Although Samba did not accuse Novell of violating the GPL under which Suse Linux is distributed, it called on the company to "undo" the patent agreement and acknowledge its obligations to the Free Software community.

Novell could not immediately be reached for comment. It has said that the deal will benefit Suse Linux customers and developers, by protecting them from potential patent litigation.

The Nov. 2 agreement calls for Microsoft and Novell to make their respective operating systems interoperate better. As part of the deal, Microsoft agreed not to assert its patents against customers running Suse Linux. It also agreed not to wield them against "noncommercial" developers who contribute code to Suse Linux.

That part of the deal raised concerns among open-source advocates. By entering an agreement with Novell that it won't sue Suse Linux users, Microsoft is implicitly threatening customers using other Linux distributions, Bruce Perens, a well-known Linux advocate, said last week.

The Samba team seemed to acknowledge that criticism.

"The GPL makes it clear that all distributors of GPL'd software must stand together in the fight against software patents," it said. "With this agreement Novell is attempting to destroy that unified defense, exchanging the long-term interests of the entire Free Software community for a short term advantage for Novell over their competitors."

The Software Freedom Law Center, which provides legal support for open-source developers, has also criticized the deal, in particular Microsoft's pledge not to assert its patents against Suse Linux developers.

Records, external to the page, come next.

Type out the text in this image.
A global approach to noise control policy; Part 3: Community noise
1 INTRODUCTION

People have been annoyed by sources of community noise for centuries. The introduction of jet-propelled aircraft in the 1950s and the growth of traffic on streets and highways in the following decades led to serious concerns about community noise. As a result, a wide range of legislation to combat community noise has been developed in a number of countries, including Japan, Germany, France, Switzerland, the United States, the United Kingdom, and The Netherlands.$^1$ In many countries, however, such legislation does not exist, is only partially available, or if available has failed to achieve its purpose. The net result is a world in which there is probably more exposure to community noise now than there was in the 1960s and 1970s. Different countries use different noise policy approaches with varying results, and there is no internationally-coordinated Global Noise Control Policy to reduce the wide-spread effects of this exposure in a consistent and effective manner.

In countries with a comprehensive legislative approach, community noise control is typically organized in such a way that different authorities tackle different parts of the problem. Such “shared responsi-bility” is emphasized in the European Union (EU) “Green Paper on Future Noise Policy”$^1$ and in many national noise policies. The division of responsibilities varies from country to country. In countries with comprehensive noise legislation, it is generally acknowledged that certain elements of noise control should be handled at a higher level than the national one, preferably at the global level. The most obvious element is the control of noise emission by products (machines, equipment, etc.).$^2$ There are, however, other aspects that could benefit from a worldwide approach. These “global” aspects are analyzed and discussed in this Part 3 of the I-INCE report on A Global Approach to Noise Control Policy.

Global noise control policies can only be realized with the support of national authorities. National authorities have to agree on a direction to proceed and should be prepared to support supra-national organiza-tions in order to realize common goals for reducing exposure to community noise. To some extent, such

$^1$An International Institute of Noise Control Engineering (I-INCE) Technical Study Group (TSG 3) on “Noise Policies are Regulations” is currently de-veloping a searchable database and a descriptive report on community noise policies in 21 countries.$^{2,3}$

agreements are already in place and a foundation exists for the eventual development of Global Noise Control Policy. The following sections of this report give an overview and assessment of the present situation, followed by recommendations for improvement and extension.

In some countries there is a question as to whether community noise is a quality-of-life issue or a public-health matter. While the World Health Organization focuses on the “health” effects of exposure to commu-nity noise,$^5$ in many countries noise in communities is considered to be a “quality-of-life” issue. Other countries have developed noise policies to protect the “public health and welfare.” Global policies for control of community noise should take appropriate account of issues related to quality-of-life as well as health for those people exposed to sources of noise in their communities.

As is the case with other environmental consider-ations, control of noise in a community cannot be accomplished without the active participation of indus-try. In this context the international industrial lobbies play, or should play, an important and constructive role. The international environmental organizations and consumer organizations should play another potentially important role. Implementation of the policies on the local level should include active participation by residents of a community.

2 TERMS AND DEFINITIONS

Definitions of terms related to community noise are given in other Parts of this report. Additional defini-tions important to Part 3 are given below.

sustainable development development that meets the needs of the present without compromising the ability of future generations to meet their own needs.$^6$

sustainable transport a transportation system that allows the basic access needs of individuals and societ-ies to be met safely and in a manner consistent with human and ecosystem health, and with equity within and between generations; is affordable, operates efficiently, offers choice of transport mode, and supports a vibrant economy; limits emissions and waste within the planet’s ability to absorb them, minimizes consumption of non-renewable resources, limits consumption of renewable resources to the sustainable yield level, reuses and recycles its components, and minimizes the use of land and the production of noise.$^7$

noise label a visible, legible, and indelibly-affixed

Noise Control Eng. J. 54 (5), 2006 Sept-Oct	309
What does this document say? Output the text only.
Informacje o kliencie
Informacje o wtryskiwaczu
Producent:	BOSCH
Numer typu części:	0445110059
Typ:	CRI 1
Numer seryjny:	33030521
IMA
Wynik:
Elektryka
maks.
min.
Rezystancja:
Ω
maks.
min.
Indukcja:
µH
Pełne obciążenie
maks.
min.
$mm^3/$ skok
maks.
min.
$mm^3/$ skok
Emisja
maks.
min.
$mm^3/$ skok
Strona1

"The patent covenant only applies to software that you develop at home and keep for yourself; the promises don't extend to others when you distribute," wrote Bradley M. Kuhn, the law center's chief technology officer, in a letter to open-source software developers last Thursday.

Developers must remain unpaid for their work in order to be covered by the pact, he said. And in any case, the pledge can't be relied upon because Microsoft has the right to alter the terms, he said.

"It's worse than useless, as this empty promise can create a false sense of security," Kuhn wrote. "Microsoft has used this patent pledge to indicate that, in their view, the only good Free Software developer is an isolated, uncompensated, unimportant Free Software developer."